VIE PRIVEE / VIE PROFESSIONNELLE | Sanction des faits de la vie privée lors d’une croisière d’entreprise

Cass. soc., 22 janv. 2025, n°23-10.888

La Cour de cassation considère que les faits ayant lieu lors d’un voyage pris en charge par l’employeur à titre de récompense pour les lauréats d’un concours interne relèvent de la vie personnelle. Une salariée a été sanctionnée pour avoir, en méconnaissance des règles de sécurité sur le bateau de croisière, fumé et neutralisé un détecteur incendie, entraînant son rapatriement. Malgré les contraintes subies par l’employeur, ces faits ont été jugés étrangers à l’exécution du contrat de travail et insuffisants pour fonder un licenciement disciplinaire.

DONNEES PERSONNELLES – RGPD | Droit d’accès aux données personnelles : courriels professionnels

Cass. soc., 18 juin 2025, n°23-19.022

La Cour de cassation précise que les courriels envoyés ou reçus par un salarié via sa messagerie professionnelle constituent des « données à caractère personnel » au sens de l’article 4 du RGPD. À ce titre, le salarié peut exercer son « droit d’accès de la personne concernée » et obtenir communication des courriels, incluant leur contenu et leurs métadonnées (horodatage, destinataires…). Conformément au RGPD, cette communication peut toutefois être limitée si elle est de nature à porter atteinte aux droits et libertés d’autrui ou au secret des affaires.

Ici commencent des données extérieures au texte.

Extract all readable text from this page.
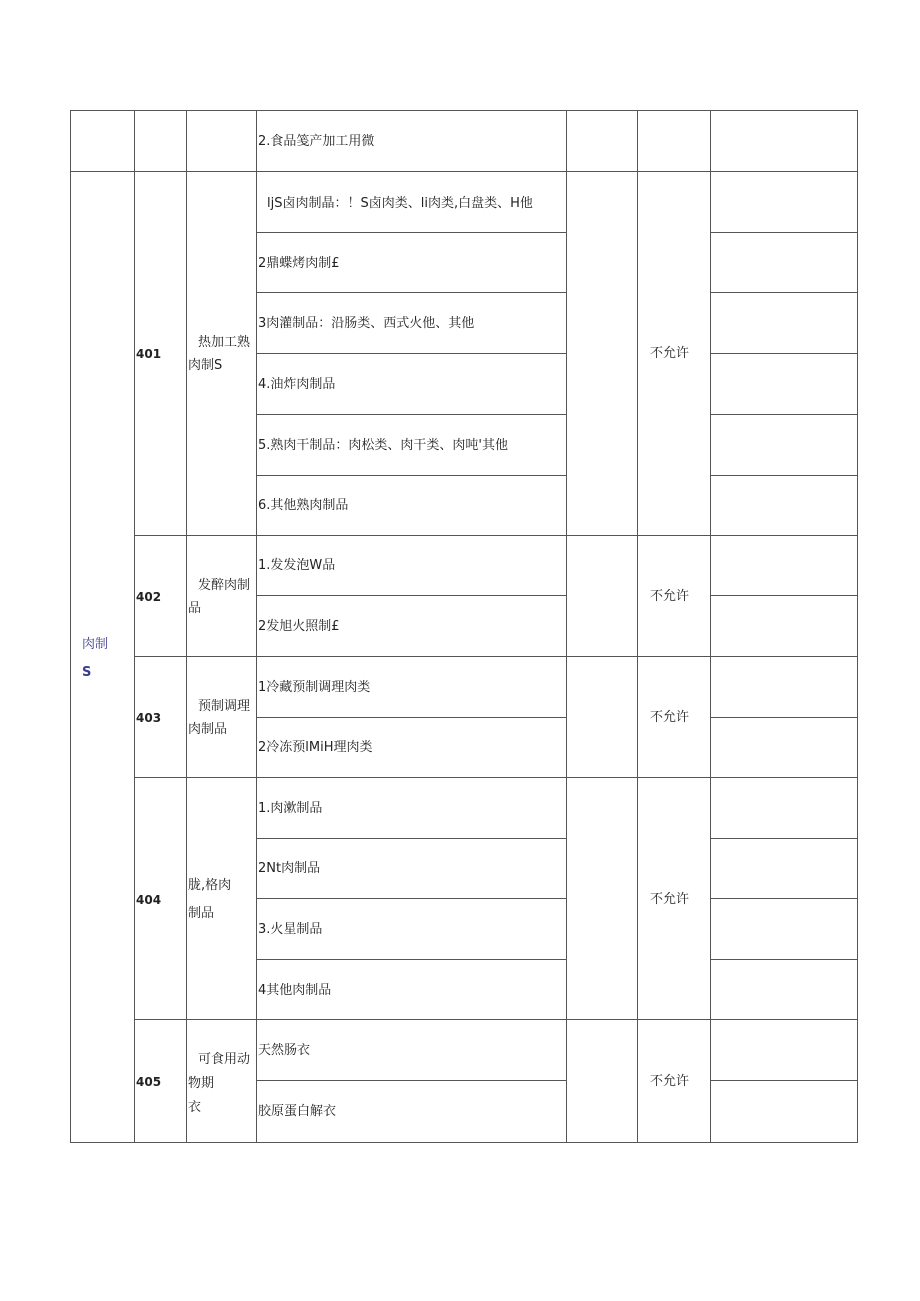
2.食品笺产加工用微
肉制
S
401
热加工熟
肉制S
ljS卤肉制晶：！S卤肉类、li肉类,白盘类、H他
2鼎蝶烤肉制£
3肉灌制品：沿肠类、西式火他、其他
4.油炸肉制品
5.熟肉干制品：肉松类、肉干类、肉吨'其他
6.其他熟肉制品
不允许
402
发醉肉制
品
1.发发泡W品
2发旭火照制£
不允许
403
预制调理
肉制品
1冷藏预制调理肉类
2冷冻预lMiH理肉类
不允许
404
胧,格肉
制品
1.肉漱制品
2Nt肉制品
3.火星制品
4其他肉制品
不允许
405
可食用动
物期
衣
天然肠衣
胶原蛋白解衣
不允许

DONNEES PERSONNELLES – RGPD | Droit d’opposition et droit d’accès des salariés à leurs données personnelles : enquête interne

CE, 1er déc. 2025, n°498023

Selon le Conseil d’État, une enquête interne à la suite d’un signalement, reposant sur des auditions de victimes, de témoins ou de suspects, constitue un traitement de données personnelles au sens du RGPD. Dès lors, les salariés visés par cette enquête conservent leur droit d’accès prévu à l’article 15 du RGPD, l’employeur ne peut s’y opposer que si la demande est infondée ou excessive ou si elle porte atteinte aux droits des tiers. En outre, cette enquête ne relevant pas d’une obligation légale au sens du RGPD, les salariés peuvent faire valoir leur droit d’opposition, sauf justification légitime de l’employeur.